The first and perhaps best known of these officials was Jeffrey Wigand, the former head of research at Brown and Williamson, one of the large tobacco companies. Voluminous internal records showing that cigarette manufacturers were aware of the dangers of smoking, including the addictive properties of nicotine, were also leaked to the public. One paralegal at Brown and Williamson copied more than four thousand documents and provided them to tobacco opponents. An annotated compilation of those documents was published, in 1996, under the title The Cigarette Papers. As a direct result of this growing body of information demonstrating that the manufacturers knew that nicotine in smoking and chewing tobacco can lead to addiction, the FDA, in 1994, began examining whether nicotine qualified as a drug under the Food, Drug and Cosmetic Act (21 U.S.C.A. §§ 301 et seq.), and thus could be regulated as such by the FDA.
The FDA had formerly asserted jurisdiction over tobacco products only to the extent that they carried therapeutic claims. By 1996, however, the FDA had determined that cigarettes and other tobacco products are intended by their manufacturers to be delivery devices for nicotine, a drug resulting in significant pharmacological effects on the body, including addiction. Based on the Food, Drug and Cosmetic Act definition of a drug as an article "intended to affect the structure or any function of the body" and on the FDA's determination that the cigarette and smokeless tobacco manufacturers "intend" these effects, the FDA declared, in August 1996, that it had jurisdiction to regulate tobacco products.
The FDA then announced that it would begin by regulating the sale and distribution of cigarettes and smokeless tobacco products to children and adolescents. The issue of children smoking has aroused widespread concern.

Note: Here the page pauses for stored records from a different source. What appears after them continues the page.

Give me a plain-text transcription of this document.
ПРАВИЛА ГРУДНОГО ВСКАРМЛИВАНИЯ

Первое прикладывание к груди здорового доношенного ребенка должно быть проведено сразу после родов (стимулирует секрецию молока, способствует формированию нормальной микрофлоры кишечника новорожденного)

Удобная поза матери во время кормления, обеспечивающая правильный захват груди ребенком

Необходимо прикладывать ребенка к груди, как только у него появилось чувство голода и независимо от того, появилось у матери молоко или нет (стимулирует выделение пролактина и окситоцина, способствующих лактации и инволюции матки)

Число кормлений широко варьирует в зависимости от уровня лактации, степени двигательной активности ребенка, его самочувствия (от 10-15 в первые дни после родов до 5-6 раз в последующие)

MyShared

Studies in the 1990s demonstrated that despite state laws prohibiting the use of tobacco before the age of 18, children had easy access to tobacco products and many had become regular smokers before their eighteenth birthday. In 1996, the FDA estimated that 4.5 million children and adolescents in the United States smoke and that another 1 million children use smokeless tobacco. Accordingly, the FDA promulgated a proposed rule to reduce children's access to tobacco and limit its appeal to them. The final FDA rule treated nicotine addiction as a pediatric disease because the use of tobacco products and the resulting nicotine addiction begin predominantly in children and adolescents. The FDA concluded that children do not fully understand the risks associated with consuming tobacco and that they are vulnerable to the sophisticated marketing techniques used by the tobacco industry. As a result, the FDA regulations governed tobacco products' promotion, labeling, and accessibility to children and adolescents.

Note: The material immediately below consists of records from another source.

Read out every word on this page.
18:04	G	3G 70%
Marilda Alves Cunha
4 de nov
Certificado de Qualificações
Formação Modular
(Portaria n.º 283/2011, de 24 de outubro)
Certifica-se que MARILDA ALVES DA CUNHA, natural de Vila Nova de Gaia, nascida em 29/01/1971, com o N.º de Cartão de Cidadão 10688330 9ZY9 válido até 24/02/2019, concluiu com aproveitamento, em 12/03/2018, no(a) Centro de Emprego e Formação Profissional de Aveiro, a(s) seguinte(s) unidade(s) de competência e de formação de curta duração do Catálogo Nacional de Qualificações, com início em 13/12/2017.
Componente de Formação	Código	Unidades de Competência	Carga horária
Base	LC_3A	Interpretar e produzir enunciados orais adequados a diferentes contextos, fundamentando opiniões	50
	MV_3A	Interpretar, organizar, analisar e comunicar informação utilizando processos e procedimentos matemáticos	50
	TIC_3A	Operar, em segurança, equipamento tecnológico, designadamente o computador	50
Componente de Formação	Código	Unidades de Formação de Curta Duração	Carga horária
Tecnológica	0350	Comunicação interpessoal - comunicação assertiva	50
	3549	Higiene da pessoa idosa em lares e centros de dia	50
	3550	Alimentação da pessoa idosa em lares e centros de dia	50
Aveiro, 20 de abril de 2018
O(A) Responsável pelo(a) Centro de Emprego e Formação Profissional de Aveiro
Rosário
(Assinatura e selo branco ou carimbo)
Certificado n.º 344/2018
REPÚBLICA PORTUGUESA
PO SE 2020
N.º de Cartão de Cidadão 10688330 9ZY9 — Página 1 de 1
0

The tobacco companies sued in federal court, arguing that the FDA lacked the statutory authority to impose regulations on tobacco The Supreme Court, in FDA v. Brown & Williamson Tobacco Corp. 529 U.S. 120, 120 S. Ct. 1291, 146 L. Ed. 2d 121 (2000), struck down the FDA regulations. The Court, in a 5–4 decision, held that the Food, Drug, and Cosmetic Act, read as a whole, along with recent tobacco legislation passed by Congress, clearly showed that the FDA did not have the authority to regulate tobacco products. The Court acknowledged that the case involved "one of the most troubling public health problems facing our Nation today: the thousands of premature deaths that occur each year because of tobacco use." Yet, the Court also pointed out that "Congress, for better or for worse, has created a distinct regulatory scheme for tobacco products," and that it has "repeatedly acted to preclude any agency from exercising significant policymaking authority in the area."